The reality is that many practices are getting hit and you may not be hearing about them because practices fear the PR backlash. In the event that your data is compromised, don’t forget that you may be required to report the breach to Health and Human Services who will most likely open an investigation and publish your practice name to their “Wall of Shame,” which is a public website listing all the practices who are under investigation, who have lost PHI or have been found in violation of the HIPAA regulations.
So what can you do? You can minimize your exposure by taking a multi-layered approach to cyber security. This approach includes anti-virus, firewalls, cyber security training for your staff, network vulnerability scanning and penetration testing (ethical hacking). Vulnerability scanning is a method in which an advanced piece of software or hardware checks every computer on your network for out of date software, virus protection or unpatched computers and reports back to the security company so your IT company can remediate the problem. By implementing all of these layers of security, you can help minimize the chances of falling victim to a data breach or ransomware. If you talk to any practice that has been hit, they all say the same thing. It is one of the worst experience a practice can go through. Not knowing whether PHI was stolen and not having access to patient records is extremely debilitating to your staff and practice. It also causes a distrust with your patients and referrals, not to mention the severe financial hardships incurred to remediate. A small to medium practice can incur legal and IT fees in excess of $500,000 and most insurance policies cover little to none of this expense.
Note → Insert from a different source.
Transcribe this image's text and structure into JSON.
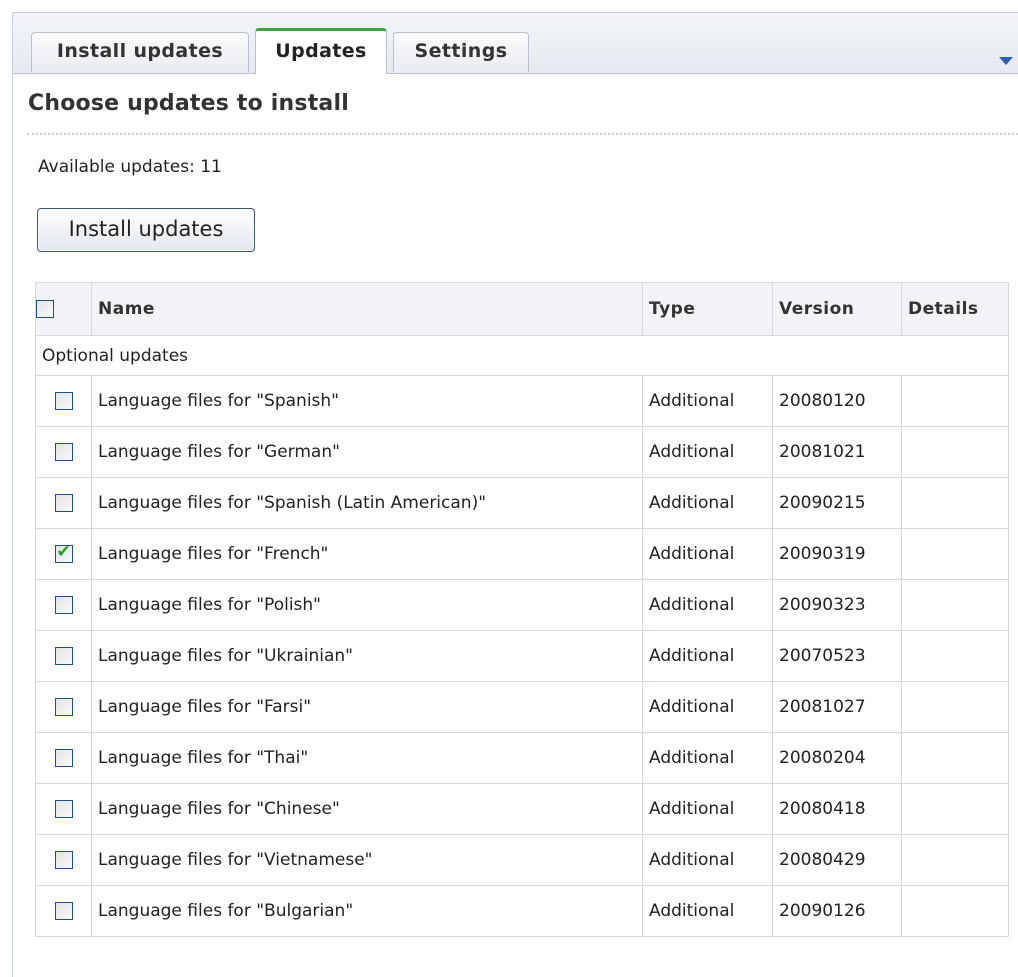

You can no longer be passive about your cyber security and just pretend that you won’t fall victim to an attack because you think and feel “hackers won’t target my practice since they have bigger things to go after.” The reality is, it’s not if it’s when, and hackers are realizing that the medium and large organizations are fortifying their defenses, while the smaller practices are pretty much open targets. The cyber security world is a game of cat and mouse and the monetary value hackers place on your data is extremely high. Complete records with Name, DOB, address and SS#s provides the perfect platform for identity theft and increases the price tag of your data.
So how can Black Talon Security help secure your practice? We specialize in cyber security training, network vulnerability scanning, penetration testing and work in conjunction with your IT company to harden your security posture. IT companies are great at setting up and supporting your network, but they do not specialize in security. It is also critical to have a 3rd party validate the security put in place by your IT company and suggest additional measures to harden your posture.
It is time to take a hard look at your security posture and realize that without one, your practice and everything you have worked so hard to achieve can be compromised.